Mung Chiang: Time-dependent usage-based broadband price engineering (TUBE)

Dec. 8, 2011

Name: Mung Chiang, professor of electrical engineering

Invention: TUBE, (Time-dependent Usage-based Broadband price Engineering), a software system that will improve the mobile Internet experience.

What It Is: A software system that computes and delivers the right pricing incentives to help Internet service providers meet the challenges of growing bandwidth demand while providing users with choices to save on their monthly bills.

How It Works: Smartphones and other Internet-enabled devices are becoming increasingly popular. Yet the physical infrastructure that provides us with our streaming video and favorite apps is increasingly inadequate to meet these data-intensive demands. As a result, data plan prices are going up, and unlimited data plans are being replaced with tiered plans that charge per gigabyte of downloaded data.

Meeting this rapidly growing demand is a challenge for Internet service providers and cell-phone carriers because the forecasted demand is far greater than can be met even if service providers were to build new cell phone towers and buy more spectrum. “Cell phone carriers are in a similar position to the owner of a buffet restaurant whose customers come back every day with twice the appetite,” said Chiang.



A cell phone app based on Mung Chiang's technology could help customers maximize their use of streaming videos and other data usage while saving money on data plan fees.

Given the importance of the Internet in our lives today, this is a problem that must be resolved, and this is where TUBE comes in.

TUBE builds on the observation that the Internet has several peak and off-peak user periods during the day. The bandwidth demands can vary by an order of magnitude difference in peak versus off-peak periods. TUBE helps service providers shift the traffic away from rush hour to other times of the day when traffic is light. “It is similar to having flexible work hours to spread rush hour throughout the day, except that delay elasticity is much higher in many Internet applications,” said Chiang.

Based on surveys, customers are willing to wait a few seconds for streaming videos and gaming, a few minutes for social network updates, and a few hours for downloading movies that they don’t intend to watch right away or for synchronizing with the cloud. The trick is finding out what apps and services each person is willing to wait on, and which ones he or she wants right away.

TUBE is a set of software algorithms with three segments: First, understanding how individuals use their Internet devices; second, designing a scheduling structure that enables sustainable flat rate pricing; and third, offering the consumer the opportunity to schedule traffic themselves.

The first segment, understanding how individuals use their devices, is called MAP, short for Measurement, Analytics, and Profiling. MAP collects data on user behavior, such as what time of day the individual uses the Internet and for what purposes, and then continuously updates a usage profile customized for each consumer. MAP sends only the summary statistics to a secure central server while maintaining individual user privacy.

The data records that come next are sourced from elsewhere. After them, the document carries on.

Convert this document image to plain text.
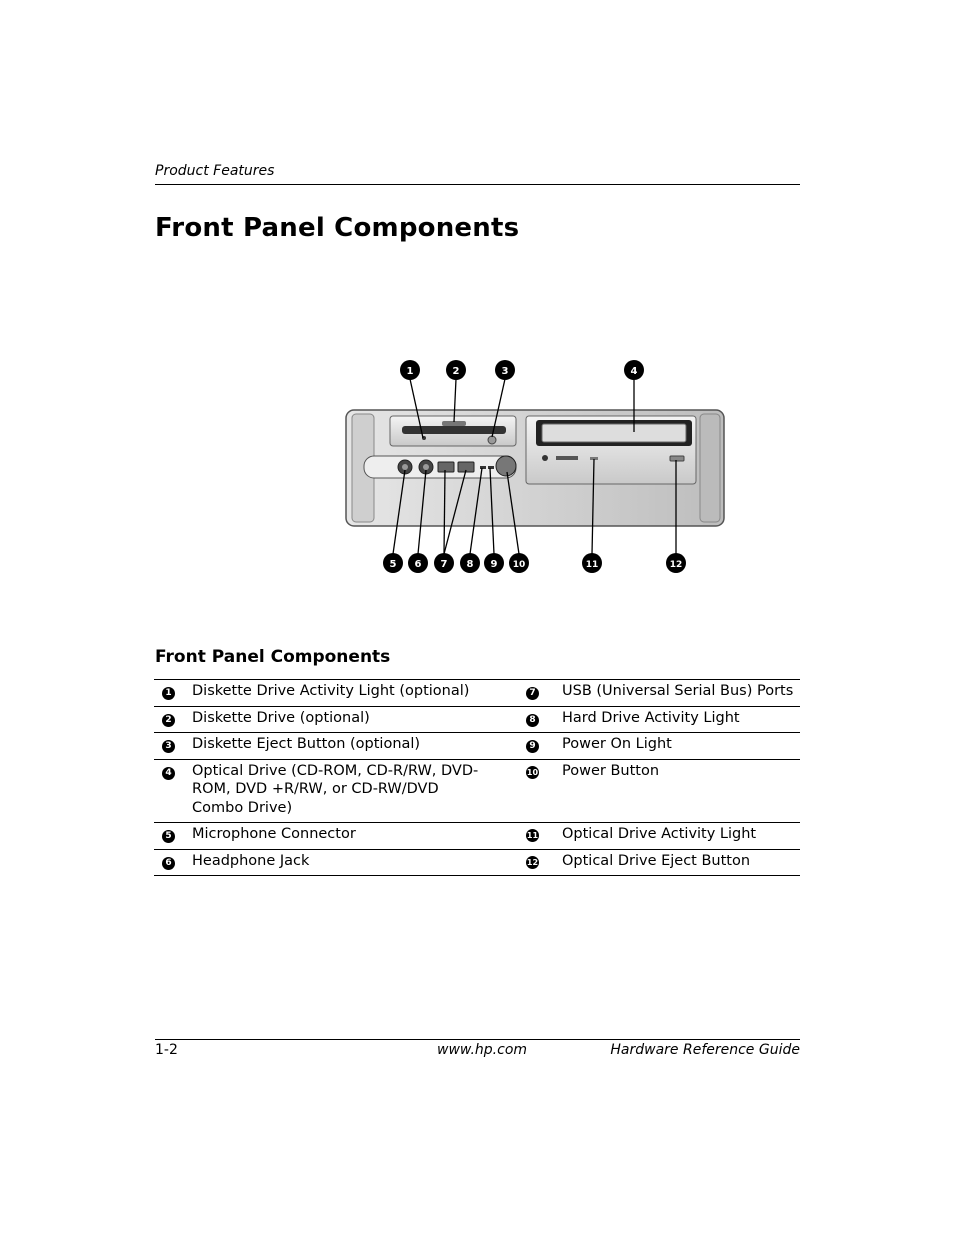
Product Features
Front Panel Components
1	2	3	4
5 6 7 8 9 10	11	12
Front Panel Components
1	Diskette Drive Activity Light (optional)	7	USB (Universal Serial Bus) Ports
2	Diskette Drive (optional)	8	Hard Drive Activity Light
3	Diskette Eject Button (optional)	9	Power On Light
4	Optical Drive (CD-ROM, CD-R/RW, DVD-ROM, DVD +R/RW, or CD-RW/DVD Combo Drive)	10	Power Button
5	Microphone Connector	11	Optical Drive Activity Light
6	Headphone Jack	12	Optical Drive Eject Button
1-2	www.hp.com	Hardware Reference Guide
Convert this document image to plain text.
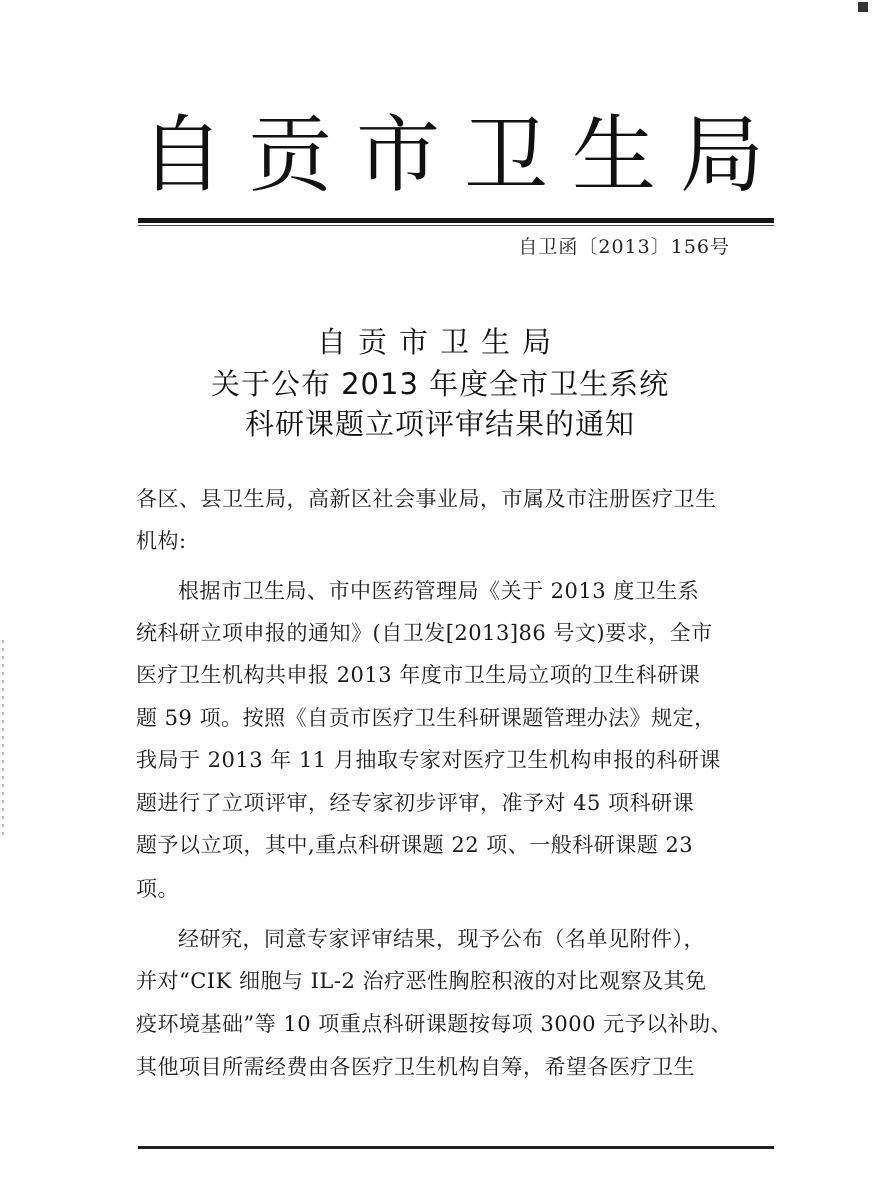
自贡市卫生局
自卫函〔2013〕156号
自贡市卫生局
关于公布 2013 年度全市卫生系统
科研课题立项评审结果的通知
各区、县卫生局，高新区社会事业局，市属及市注册医疗卫生
机构:
根据市卫生局、市中医药管理局《关于 2013 度卫生系
统科研立项申报的通知》(自卫发[2013]86 号文)要求，全市
医疗卫生机构共申报 2013 年度市卫生局立项的卫生科研课
题 59 项。按照《自贡市医疗卫生科研课题管理办法》规定，
我局于 2013 年 11 月抽取专家对医疗卫生机构申报的科研课
题进行了立项评审，经专家初步评审，准予对 45 项科研课
题予以立项，其中,重点科研课题 22 项、一般科研课题 23
项。
经研究，同意专家评审结果，现予公布（名单见附件），
并对“CIK 细胞与 IL-2 治疗恶性胸腔积液的对比观察及其免
疫环境基础”等 10 项重点科研课题按每项 3000 元予以补助、
其他项目所需经费由各医疗卫生机构自筹，希望各医疗卫生
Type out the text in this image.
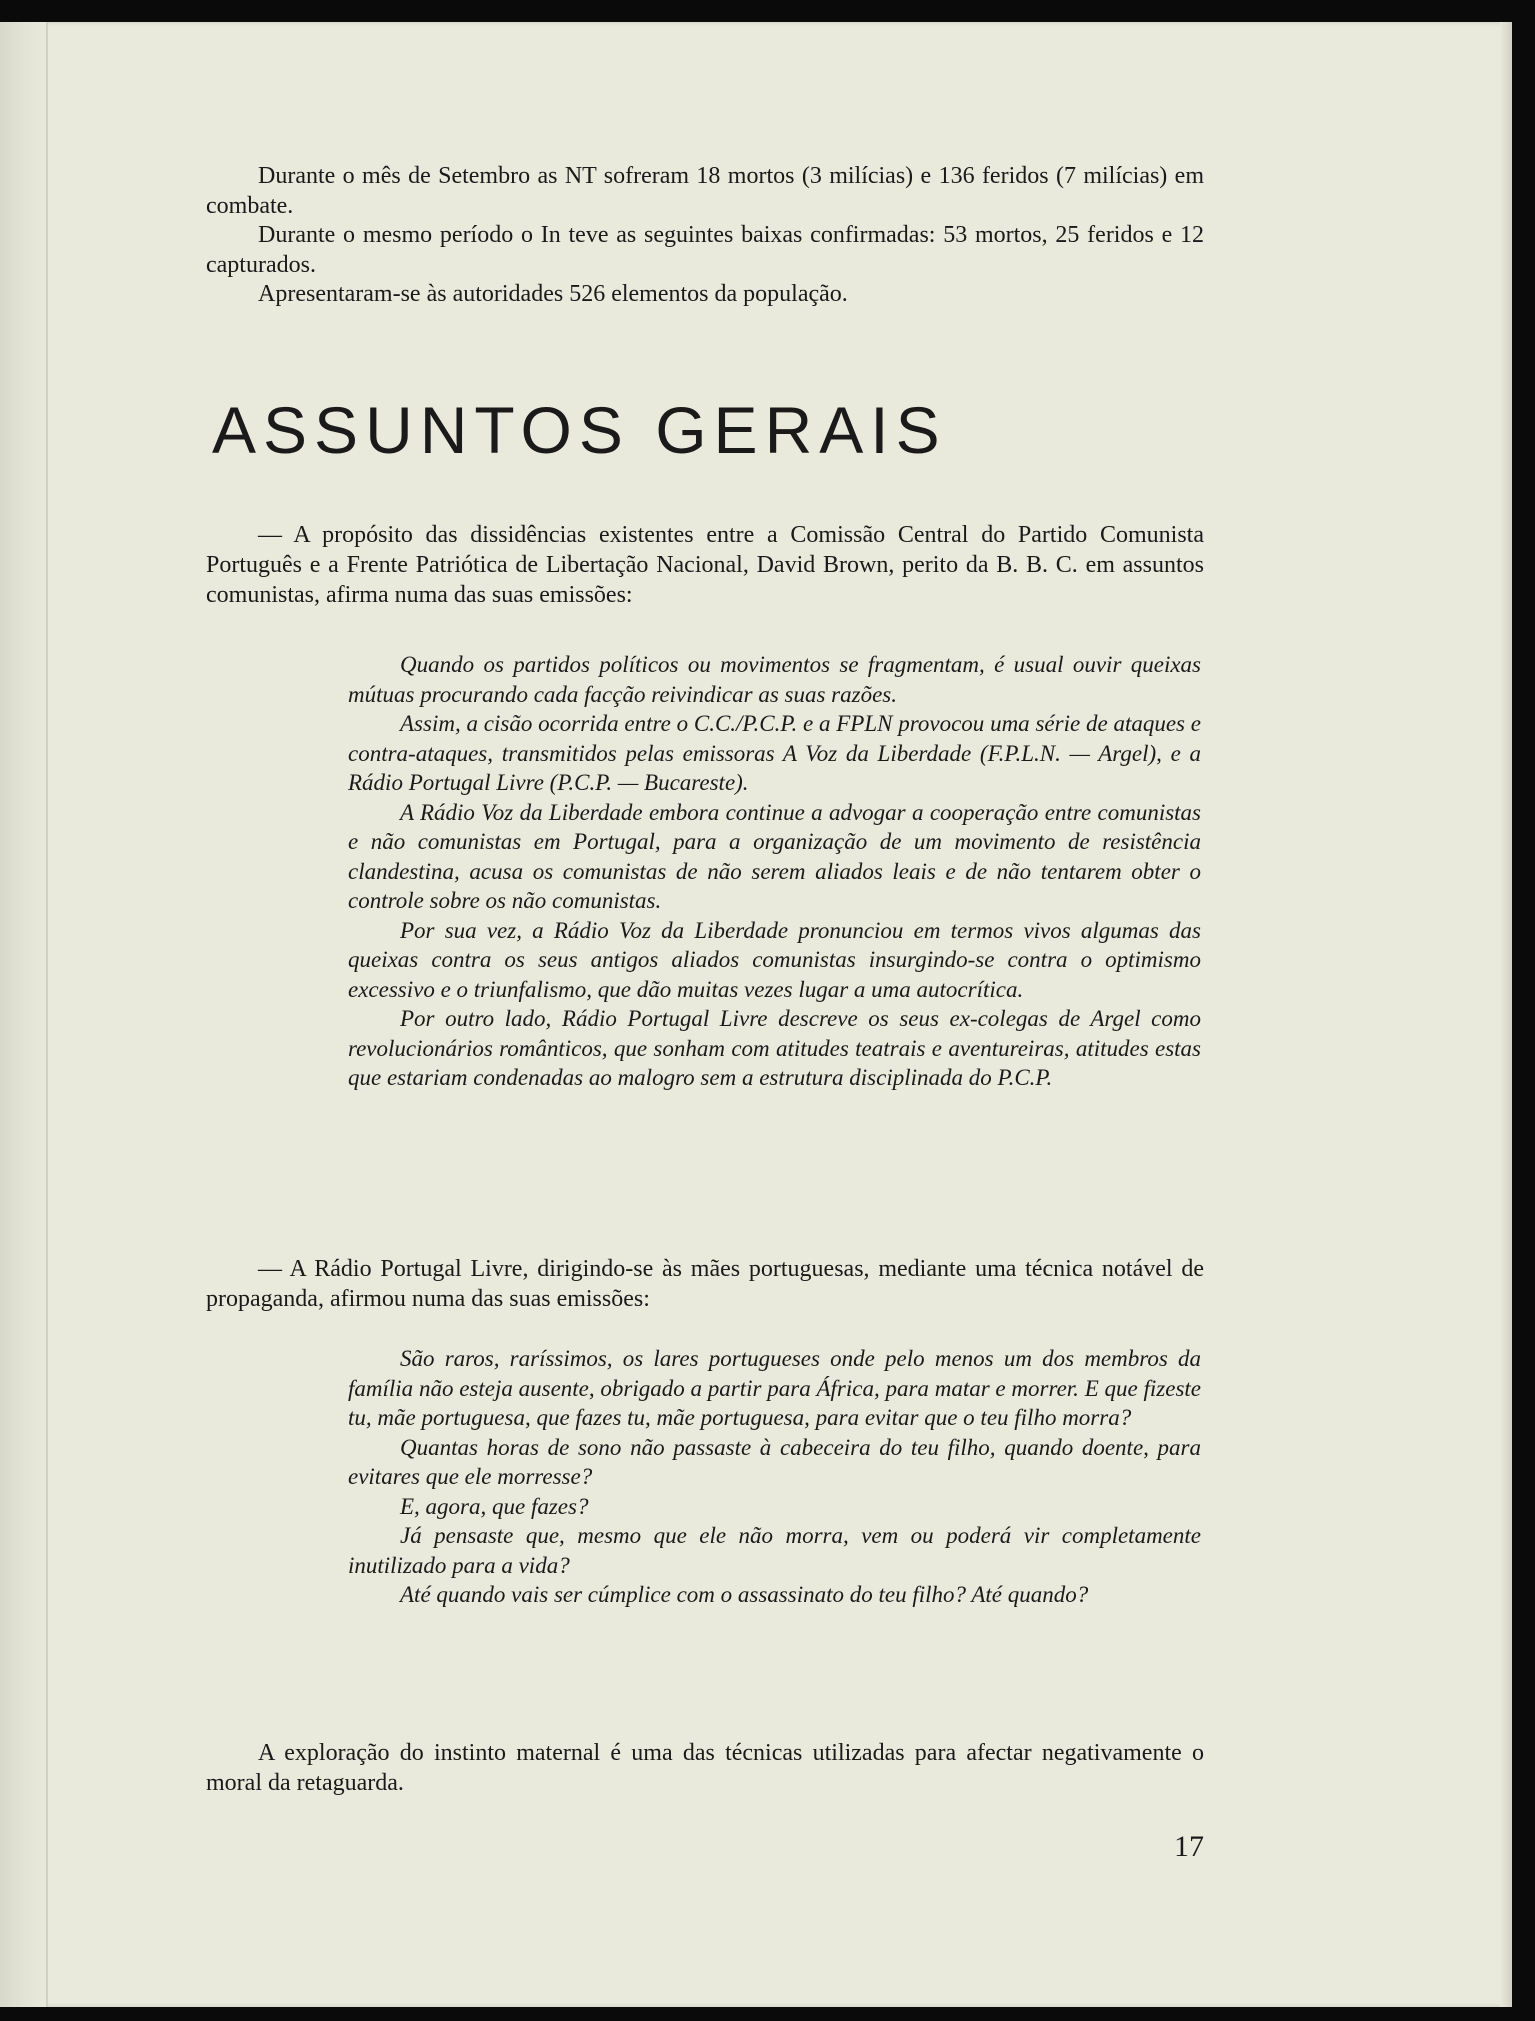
Durante o mês de Setembro as NT sofreram 18 mortos (3 milícias) e 136 feridos (7 milícias) em combate.

Durante o mesmo período o In teve as seguintes baixas confirmadas: 53 mortos, 25 feridos e 12 capturados.

Apresentaram-se às autoridades 526 elementos da população.

ASSUNTOS GERAIS

— A propósito das dissidências existentes entre a Comissão Central do Partido Comunista Português e a Frente Patriótica de Libertação Nacional, David Brown, perito da B. B. C. em assuntos comunistas, afirma numa das suas emissões:

Quando os partidos políticos ou movimentos se fragmentam, é usual ouvir queixas mútuas procurando cada facção reivindicar as suas razões.

Assim, a cisão ocorrida entre o C.C./P.C.P. e a FPLN provocou uma série de ataques e contra-ataques, transmitidos pelas emissoras A Voz da Liberdade (F.P.L.N. — Argel), e a Rádio Portugal Livre (P.C.P. — Bucareste).

A Rádio Voz da Liberdade embora continue a advogar a cooperação entre comunistas e não comunistas em Portugal, para a organização de um movimento de resistência clandestina, acusa os comunistas de não serem aliados leais e de não tentarem obter o controle sobre os não comunistas.

Por sua vez, a Rádio Voz da Liberdade pronunciou em termos vivos algumas das queixas contra os seus antigos aliados comunistas insurgindo-se contra o optimismo excessivo e o triunfalismo, que dão muitas vezes lugar a uma autocrítica.

Por outro lado, Rádio Portugal Livre descreve os seus ex-colegas de Argel como revolucionários românticos, que sonham com atitudes teatrais e aventureiras, atitudes estas que estariam condenadas ao malogro sem a estrutura disciplinada do P.C.P.

— A Rádio Portugal Livre, dirigindo-se às mães portuguesas, mediante uma técnica notável de propaganda, afirmou numa das suas emissões:

São raros, raríssimos, os lares portugueses onde pelo menos um dos membros da família não esteja ausente, obrigado a partir para África, para matar e morrer. E que fizeste tu, mãe portuguesa, que fazes tu, mãe portuguesa, para evitar que o teu filho morra?

Quantas horas de sono não passaste à cabeceira do teu filho, quando doente, para evitares que ele morresse?

E, agora, que fazes?

Já pensaste que, mesmo que ele não morra, vem ou poderá vir completamente inutilizado para a vida?

Até quando vais ser cúmplice com o assassinato do teu filho? Até quando?

A exploração do instinto maternal é uma das técnicas utilizadas para afectar negativamente o moral da retaguarda.

17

The second segment of TUBE is its innovative pricing structure, the Intelligent Flat Rate (IFR). Most consumers prefer the certainty of a standard rate per month. TUBE looks at the individual profiles generated in the first step and determines for each person which apps eat bandwidth at the congestion hours, and which ones are delay-tolerant. IFR then figures out how to schedule jobs so that the more time-elastic traffic is spread into non-heavy use periods. “With the Intelligent Flat Rate, you give the service provider the flexibility to delay the traffic that is delay-able,” said Chiang. IFR also allows customers to override it a certain number of times per month for free.

An alternative to IFR is Time-Dependent Pricing (TDP). This is an explicit pricing strategy that gives the user the option to do his or her own cost-benefit analysis prior to downloading a video or using an app, based on the prices offered by the ISP through TUBE’s price-optimization engine. The consumer can also use an autopilot mode generated from his or her MAP profile to make real time decisions on his or her behalf.

Applications: TUBE can provide Internet service providers with the ability to keep prices low while giving consumers the services they want. A TUBE app on a mobile phone or laptop allows the user to specify time elasticity preferences for individual apps, view autopiloted schedules, receive notifications about network congestion, and monitor bandwidth usage. TUBE is capable of being integrated into service providers’ offerings because its measurement and computational engines can readily interface with the device operating system, the graphic user interface, and the carrier’s backbone management software.

Inspiration: The project emerged from independent work in Chiang’s lab by undergraduate Carlee Joe-Wong and continued with the work of research scholar Sangtae Ha and postdoc Soumya Sen and their team.

Collaborators: TUBE is being tested in a trial in collaboration with the Matanuska Telephone Association (MTA), an internet service provider that serves rural populations in Alaska. Another collaborator is the National Exchange Carrier Association (NECA), a nonprofit organization representing small and medium ISPs. TUBE is also planning trials in Asia and Europe, including the current focus in India. TUBE is a project of the EDGE Lab, a research facility devoted to merging theory and systems in the wireless and wireline networking community. The EDGE Lab has a strong industry consortium that includes cell phone carriers, internet service providers, content providers, and hardware and software manufacturers. TUBE has received support from a National Science Foundation (NSF) initiative to help provide internet service to rural and underserved areas.